When entertainers such as Tony Bennett and Ben Vereen headlined shows at the Fairmont Hotel in Dallas, they spent their afternoons on the Brookhaven courts. Club members still remember when British rocker “mod” Rod Stewart pulled up in a limousine and got in a couple of sets with Bos.

Billy Freer, Brookhaven’s director of racquet sports since 1993 and at one time the top-ranked singles player in Texas, has created such an efficient machine that Brookhaven was named ClubCorp’s top-performing tennis club for an unprecedented four consecutive years (1997-2000). And in 1997, on the occasion of Tennis Industry’s 25th anniversary, the magazine cited Brookhaven as America’s finest private tennis club. No small praise, indeed.

So popular is tennis at Brookhaven that the club employs 22 teaching professionals (15 full time). Freer projects that in 2002, for the first time, Brookhaven will generate more than $1 million from tennis lessons alone.

On Freer’s watch, Brookhaven also has gained a reputation for its junior program. Freer estimates that “at least 50” of the club’s juniors are currently state-ranked and, he adds, “We have some who are already winning national tournaments.”
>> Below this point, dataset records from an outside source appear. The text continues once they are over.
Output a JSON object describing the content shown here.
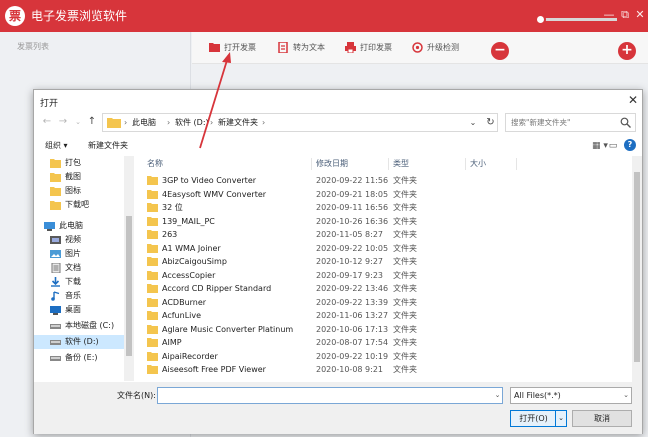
{
  "app": {
    "logo_char": "票",
    "title": "电子发票浏览软件",
    "sidebar_title": "发票列表",
    "accent": "#d7353b",
    "window_controls": {
      "min": "—",
      "max": "⧉",
      "close": "✕"
    },
    "toolbar": [
      {
        "label": "打开发票",
        "icon": "folder-icon"
      },
      {
        "label": "转为文本",
        "icon": "convert-icon"
      },
      {
        "label": "打印发票",
        "icon": "printer-icon"
      },
      {
        "label": "升级检测",
        "icon": "update-icon"
      }
    ],
    "zoom": {
      "minus": "−",
      "plus": "+",
      "level": 0.22
    }
  },
  "dialog": {
    "title": "打开",
    "close": "✕",
    "nav": {
      "back": "←",
      "forward": "→",
      "up": "↑",
      "dropdown": "⌄",
      "refresh": "↻"
    },
    "breadcrumb": [
      "此电脑",
      "软件 (D:)",
      "新建文件夹"
    ],
    "breadcrumb_sep": "›",
    "search_placeholder": "搜索\"新建文件夹\"",
    "commands": {
      "organize": "组织 ▾",
      "new_folder": "新建文件夹",
      "view": "▦ ▾",
      "pane": "▭",
      "help": "?"
    },
    "nav_pane": [
      {
        "label": "打包",
        "icon": "folder"
      },
      {
        "label": "截图",
        "icon": "folder"
      },
      {
        "label": "图标",
        "icon": "folder"
      },
      {
        "label": "下载吧",
        "icon": "folder"
      },
      {
        "label": "此电脑",
        "icon": "pc"
      },
      {
        "label": "视频",
        "icon": "video"
      },
      {
        "label": "图片",
        "icon": "picture"
      },
      {
        "label": "文档",
        "icon": "document"
      },
      {
        "label": "下载",
        "icon": "download"
      },
      {
        "label": "音乐",
        "icon": "music"
      },
      {
        "label": "桌面",
        "icon": "desktop"
      },
      {
        "label": "本地磁盘 (C:)",
        "icon": "drive"
      },
      {
        "label": "软件 (D:)",
        "icon": "drive",
        "selected": true
      },
      {
        "label": "备份 (E:)",
        "icon": "drive"
      }
    ],
    "columns": {
      "name": "名称",
      "date": "修改日期",
      "type": "类型",
      "size": "大小",
      "sort_arrow": "^"
    },
    "files": [
      {
        "name": "3GP to Video Converter",
        "date": "2020-09-22 11:56",
        "type": "文件夹"
      },
      {
        "name": "4Easysoft WMV Converter",
        "date": "2020-09-21 18:05",
        "type": "文件夹"
      },
      {
        "name": "32 位",
        "date": "2020-09-11 16:56",
        "type": "文件夹"
      },
      {
        "name": "139_MAIL_PC",
        "date": "2020-10-26 16:36",
        "type": "文件夹"
      },
      {
        "name": "263",
        "date": "2020-11-05 8:27",
        "type": "文件夹"
      },
      {
        "name": "A1 WMA Joiner",
        "date": "2020-09-22 10:05",
        "type": "文件夹"
      },
      {
        "name": "AbizCaigouSimp",
        "date": "2020-10-12 9:27",
        "type": "文件夹"
      },
      {
        "name": "AccessCopier",
        "date": "2020-09-17 9:23",
        "type": "文件夹"
      },
      {
        "name": "Accord CD Ripper Standard",
        "date": "2020-09-22 13:46",
        "type": "文件夹"
      },
      {
        "name": "ACDBurner",
        "date": "2020-09-22 13:39",
        "type": "文件夹"
      },
      {
        "name": "AcfunLive",
        "date": "2020-11-06 13:27",
        "type": "文件夹"
      },
      {
        "name": "Aglare Music Converter Platinum",
        "date": "2020-10-06 17:13",
        "type": "文件夹"
      },
      {
        "name": "AIMP",
        "date": "2020-08-07 17:54",
        "type": "文件夹"
      },
      {
        "name": "AipaiRecorder",
        "date": "2020-09-22 10:19",
        "type": "文件夹"
      },
      {
        "name": "Aiseesoft Free PDF Viewer",
        "date": "2020-10-08 9:21",
        "type": "文件夹"
      }
    ],
    "filename_label": "文件名(N):",
    "filename_value": "",
    "filter": "All Files(*.*)",
    "open_label": "打开(O)",
    "cancel_label": "取消"
  }
}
Among Brookhaven’s standouts is Bucky Mink, who plays for the University of Colorado and who possesses, Freer says, “the talent and the game to make it to the professional tour.” A rising star to watch is Kayvon Karimi, already an age-group (12 and under) national champion.


STARS COME OUT
Brookhaven regulars through the years have included Dallas Cowboys icons such as head coach Tom Landry, Lee Roy Jordan, Craig Morton, and Ed “Too Tall” Jones. One of the most revered and best-selling recording artists in country music, Charley Pride, remains a fixture on the Brookhaven golf course and driving range. And Tony Lema, British Open champion in 1964 and one of golf’s premier performers before his career was cut short by a tragic plane crash in 1966, held an honorary membership at Brookhaven. Lema frequented the club when he wasn’t competing on tour and was the quintessential club member — paying full retail in the pro shop and generously tipping waitstaff and attendants.
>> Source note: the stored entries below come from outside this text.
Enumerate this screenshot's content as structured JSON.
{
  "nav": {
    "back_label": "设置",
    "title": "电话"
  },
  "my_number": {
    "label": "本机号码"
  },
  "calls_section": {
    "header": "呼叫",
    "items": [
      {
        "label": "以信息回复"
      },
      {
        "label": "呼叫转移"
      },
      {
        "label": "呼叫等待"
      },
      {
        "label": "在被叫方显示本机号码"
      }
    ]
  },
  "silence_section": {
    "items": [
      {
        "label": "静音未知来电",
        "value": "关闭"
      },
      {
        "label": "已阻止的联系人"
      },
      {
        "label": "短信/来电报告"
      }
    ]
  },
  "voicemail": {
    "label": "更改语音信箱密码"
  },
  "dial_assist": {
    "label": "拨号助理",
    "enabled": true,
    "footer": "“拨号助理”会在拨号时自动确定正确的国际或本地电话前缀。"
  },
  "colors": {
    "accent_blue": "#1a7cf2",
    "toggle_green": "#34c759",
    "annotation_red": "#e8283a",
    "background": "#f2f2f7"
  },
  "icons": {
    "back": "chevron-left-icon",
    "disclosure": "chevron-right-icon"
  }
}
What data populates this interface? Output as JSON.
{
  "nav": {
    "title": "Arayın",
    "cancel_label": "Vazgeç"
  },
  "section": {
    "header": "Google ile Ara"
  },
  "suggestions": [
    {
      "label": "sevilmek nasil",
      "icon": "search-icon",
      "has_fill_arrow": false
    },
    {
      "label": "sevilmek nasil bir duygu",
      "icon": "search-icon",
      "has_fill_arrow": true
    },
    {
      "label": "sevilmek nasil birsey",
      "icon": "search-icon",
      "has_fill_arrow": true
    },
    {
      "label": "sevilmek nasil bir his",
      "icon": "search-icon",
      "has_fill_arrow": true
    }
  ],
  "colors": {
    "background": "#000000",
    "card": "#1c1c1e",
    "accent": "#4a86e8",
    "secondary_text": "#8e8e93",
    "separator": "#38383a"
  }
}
In the mid-1960s, Brookhaven even received a drop-in visit from Arnold Palmer, who flew a Learjet to Dallas — buzzing the Brookhaven clubhouse before landing — to pick up an award as “Flying Athlete of the Year.”
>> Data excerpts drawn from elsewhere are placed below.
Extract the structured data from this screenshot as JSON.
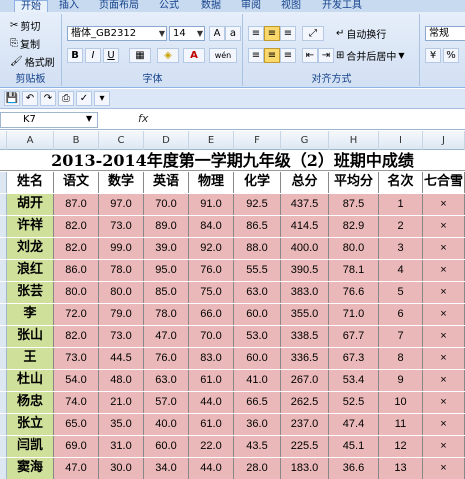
{
  "tabs": [
    "开始",
    "插入",
    "页面布局",
    "公式",
    "数据",
    "审阅",
    "视图",
    "开发工具"
  ],
  "clipboard": {
    "cut": "剪切",
    "copy": "复制",
    "format_painter": "格式刷",
    "group": "剪贴板"
  },
  "font": {
    "name": "楷体_GB2312",
    "size": "14",
    "bold": "B",
    "italic": "I",
    "underline": "U",
    "wen": "wén",
    "group": "字体"
  },
  "alignment": {
    "wrap": "自动换行",
    "merge": "合并后居中",
    "group": "对齐方式"
  },
  "number": {
    "format": "常规"
  },
  "formula_bar": {
    "cell_ref": "K7",
    "fx": "fx",
    "value": ""
  },
  "columns": [
    "A",
    "B",
    "C",
    "D",
    "E",
    "F",
    "G",
    "H",
    "I",
    "J"
  ],
  "sheet": {
    "title": "2013-2014年度第一学期九年级（2）班期中成绩",
    "headers": [
      "姓名",
      "语文",
      "数学",
      "英语",
      "物理",
      "化学",
      "总分",
      "平均分",
      "名次",
      "七合雪"
    ],
    "rows": [
      [
        "胡开",
        "87.0",
        "97.0",
        "70.0",
        "91.0",
        "92.5",
        "437.5",
        "87.5",
        "1",
        "×"
      ],
      [
        "许祥",
        "82.0",
        "73.0",
        "89.0",
        "84.0",
        "86.5",
        "414.5",
        "82.9",
        "2",
        "×"
      ],
      [
        "刘龙",
        "82.0",
        "99.0",
        "39.0",
        "92.0",
        "88.0",
        "400.0",
        "80.0",
        "3",
        "×"
      ],
      [
        "浪红",
        "86.0",
        "78.0",
        "95.0",
        "76.0",
        "55.5",
        "390.5",
        "78.1",
        "4",
        "×"
      ],
      [
        "张芸",
        "80.0",
        "80.0",
        "85.0",
        "75.0",
        "63.0",
        "383.0",
        "76.6",
        "5",
        "×"
      ],
      [
        "李",
        "72.0",
        "79.0",
        "78.0",
        "66.0",
        "60.0",
        "355.0",
        "71.0",
        "6",
        "×"
      ],
      [
        "张山",
        "82.0",
        "73.0",
        "47.0",
        "70.0",
        "53.0",
        "338.5",
        "67.7",
        "7",
        "×"
      ],
      [
        "王",
        "73.0",
        "44.5",
        "76.0",
        "83.0",
        "60.0",
        "336.5",
        "67.3",
        "8",
        "×"
      ],
      [
        "杜山",
        "54.0",
        "48.0",
        "63.0",
        "61.0",
        "41.0",
        "267.0",
        "53.4",
        "9",
        "×"
      ],
      [
        "杨忠",
        "74.0",
        "21.0",
        "57.0",
        "44.0",
        "66.5",
        "262.5",
        "52.5",
        "10",
        "×"
      ],
      [
        "张立",
        "65.0",
        "35.0",
        "40.0",
        "61.0",
        "36.0",
        "237.0",
        "47.4",
        "11",
        "×"
      ],
      [
        "闫凯",
        "69.0",
        "31.0",
        "60.0",
        "22.0",
        "43.5",
        "225.5",
        "45.1",
        "12",
        "×"
      ],
      [
        "窦海",
        "47.0",
        "30.0",
        "34.0",
        "44.0",
        "28.0",
        "183.0",
        "36.6",
        "13",
        "×"
      ]
    ]
  },
  "colors": {
    "name_fill": "#cfe09a",
    "score_fill": "#eab8b8",
    "ribbon": "#d2e0f3"
  }
}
Brookhaven also served as home for David “Spec” Goldman, whose prowess in golf earned him induction into the Texas Sports Hall of Fame. Goldman’s remarkable career included wins in more than 200 amateur tournaments. Bill Otstott, a lifetime Brookhaven member and Goldman family friend, recalls that during the silver boom of the late 1970s, when the precious metal soared to more than $30 an ounce, Goldman gathered up boxes and boxes of trophies and sold them at the market price. “Those trophies must have weighed half a ton,” Otstott observes.

Brookhaven also attracted top-shelf entertainment. Count Basie brought his orchestra to perform. So did Duke Ellington. Doc Severinsen entertained a full house at a New Year’s Eve celebration. Bob Hope headlined a show. So did Arthur Godfrey. A who’s who of celebrity paraded through the doors, though not The Doors.

From the club’s inception, Brookhaven employee partners have put into practice the three basic tenets of ClubCorp’s STAR Service — a warm welcome, magic moments, and a fond farewell. The firstborn for the ClubCorp family has been making memories ever since. Forty-five years’ worth.

Dallas-based golf writer Russ Pate interviewed the “Boys of Brookhaven” — Andrew Magee, Scott Verplank, and Brian Watts — for the January/February 1999 issue of Private Clubs.


BROOKHAVEN COUNTRY CLUB
Location:
3333 Golfing Green Drive, Dallas.
Club manager:
Ross Thornbrugh.
Executive chef:
Bill Cunningham.
Director of golf:
Bob Thomas.
Director of racquet sports:
Billy Freer.
Amenities:
Three 18-hole golf courses; 41 tennis courts, 8 climate-controlled; six racquetball courts; Olympic-size pool, plus four additional pools; fitness center; formal dining room; club grill; courtside café; videoconferencing services; member forums.